Introduction: Endocardial fibroelastosis (EFE), an uncommon congenital heart disorder often occurring in infants, has a poor prognosis. It is of great significance to perform early diagnosis and accurately analyze cardiac function to enable further clinical treatment and prognosis decisions. This study aimed to explore the findings of cardiac magnetic resonance (CMR) in patients with EFE, including morphological changes and cardiac function analyses. Additionally, we compared the difference in the evaluation of the cardiac function between CMR and echocardiography (Echo).

Methods: Eleven patients with EFE (nine females and two males, aged between 0.3 and 1.9 years), treated in our hospital, were analyzed retrospectively. Left ventricular posterior wall thickness (LVPW), anterior wall thickness (LVAW), fractional shortening (FS), ejection fraction (EF), end-systolic diameter (ESD), end-diastolic diameter (EDD), end-systolic volume (ESV), and end-diastolic volume (EDV) were assessed using both Echo and CMR. The Original Ross classification and the New York Heart Association functional classification were used to grade the patients’ cardiac function. The correlations between clinical cardiac function classification and MRI- and Echo-derived imaging data were determined.

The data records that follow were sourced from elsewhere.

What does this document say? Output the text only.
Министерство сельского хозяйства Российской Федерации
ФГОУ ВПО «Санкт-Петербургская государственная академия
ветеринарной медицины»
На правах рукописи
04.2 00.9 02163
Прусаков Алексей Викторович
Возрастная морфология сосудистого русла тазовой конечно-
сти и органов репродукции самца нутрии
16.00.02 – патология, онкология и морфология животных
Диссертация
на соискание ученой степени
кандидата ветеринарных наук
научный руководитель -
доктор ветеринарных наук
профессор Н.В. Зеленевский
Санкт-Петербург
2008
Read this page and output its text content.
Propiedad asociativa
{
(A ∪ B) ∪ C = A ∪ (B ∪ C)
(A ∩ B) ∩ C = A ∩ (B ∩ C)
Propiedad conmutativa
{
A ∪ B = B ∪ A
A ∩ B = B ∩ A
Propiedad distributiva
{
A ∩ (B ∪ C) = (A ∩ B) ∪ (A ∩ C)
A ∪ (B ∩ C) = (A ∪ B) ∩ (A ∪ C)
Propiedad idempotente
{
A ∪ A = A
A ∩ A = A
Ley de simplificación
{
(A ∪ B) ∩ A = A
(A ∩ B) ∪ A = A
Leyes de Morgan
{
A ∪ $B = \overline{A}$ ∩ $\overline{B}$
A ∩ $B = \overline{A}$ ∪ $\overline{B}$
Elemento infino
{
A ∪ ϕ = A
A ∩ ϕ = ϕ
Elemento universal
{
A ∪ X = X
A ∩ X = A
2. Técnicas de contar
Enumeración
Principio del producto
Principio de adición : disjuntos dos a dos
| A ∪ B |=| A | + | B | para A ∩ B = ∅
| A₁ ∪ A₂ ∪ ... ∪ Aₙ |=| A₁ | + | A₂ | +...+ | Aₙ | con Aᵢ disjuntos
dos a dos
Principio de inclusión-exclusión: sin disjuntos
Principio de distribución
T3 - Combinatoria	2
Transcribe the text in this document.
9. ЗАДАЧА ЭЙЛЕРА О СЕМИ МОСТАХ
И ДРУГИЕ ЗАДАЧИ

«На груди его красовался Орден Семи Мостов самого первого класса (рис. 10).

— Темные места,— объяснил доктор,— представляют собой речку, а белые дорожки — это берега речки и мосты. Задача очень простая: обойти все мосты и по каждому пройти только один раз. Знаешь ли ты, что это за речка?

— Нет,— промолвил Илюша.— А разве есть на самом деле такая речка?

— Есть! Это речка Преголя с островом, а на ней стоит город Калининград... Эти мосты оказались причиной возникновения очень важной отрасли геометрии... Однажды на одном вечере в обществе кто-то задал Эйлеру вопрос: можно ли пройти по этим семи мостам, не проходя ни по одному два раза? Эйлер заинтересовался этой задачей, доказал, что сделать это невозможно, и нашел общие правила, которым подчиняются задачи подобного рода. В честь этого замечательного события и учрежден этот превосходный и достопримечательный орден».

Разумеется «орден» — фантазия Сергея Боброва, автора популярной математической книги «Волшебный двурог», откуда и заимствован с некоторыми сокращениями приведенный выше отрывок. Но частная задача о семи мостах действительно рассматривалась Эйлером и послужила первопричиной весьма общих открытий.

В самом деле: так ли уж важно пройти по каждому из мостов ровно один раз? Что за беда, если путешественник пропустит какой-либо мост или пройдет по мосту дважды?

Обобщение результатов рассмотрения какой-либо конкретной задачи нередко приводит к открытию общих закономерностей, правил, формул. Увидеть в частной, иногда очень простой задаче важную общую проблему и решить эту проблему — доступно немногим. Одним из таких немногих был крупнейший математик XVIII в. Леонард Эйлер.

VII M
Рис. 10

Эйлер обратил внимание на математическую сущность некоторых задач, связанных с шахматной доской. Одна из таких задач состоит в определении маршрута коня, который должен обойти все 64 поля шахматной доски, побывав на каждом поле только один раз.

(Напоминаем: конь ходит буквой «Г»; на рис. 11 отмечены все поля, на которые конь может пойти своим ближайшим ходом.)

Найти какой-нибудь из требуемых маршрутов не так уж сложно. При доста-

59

Results: All patients showed a thickened endocardium and left ventricle globular dilatation on CMR. We observed significant systolic dysfunction and whole or segmental abnormal ventricular movement. Compared with those measured by Echo, the EF, FS, and EDV values were significantly lower when measured using CMR. Compared with Echo measurements, the ESV, ESD, LVAW, and LVPW values were significantly higher when measured using CMR. CMR-measured EF and FS correlated better with the clinical cardiac functional score than those derived from Echo (EF, r = 0.646 > 0.224; FS, r = 0.627 > 0.245, respectively).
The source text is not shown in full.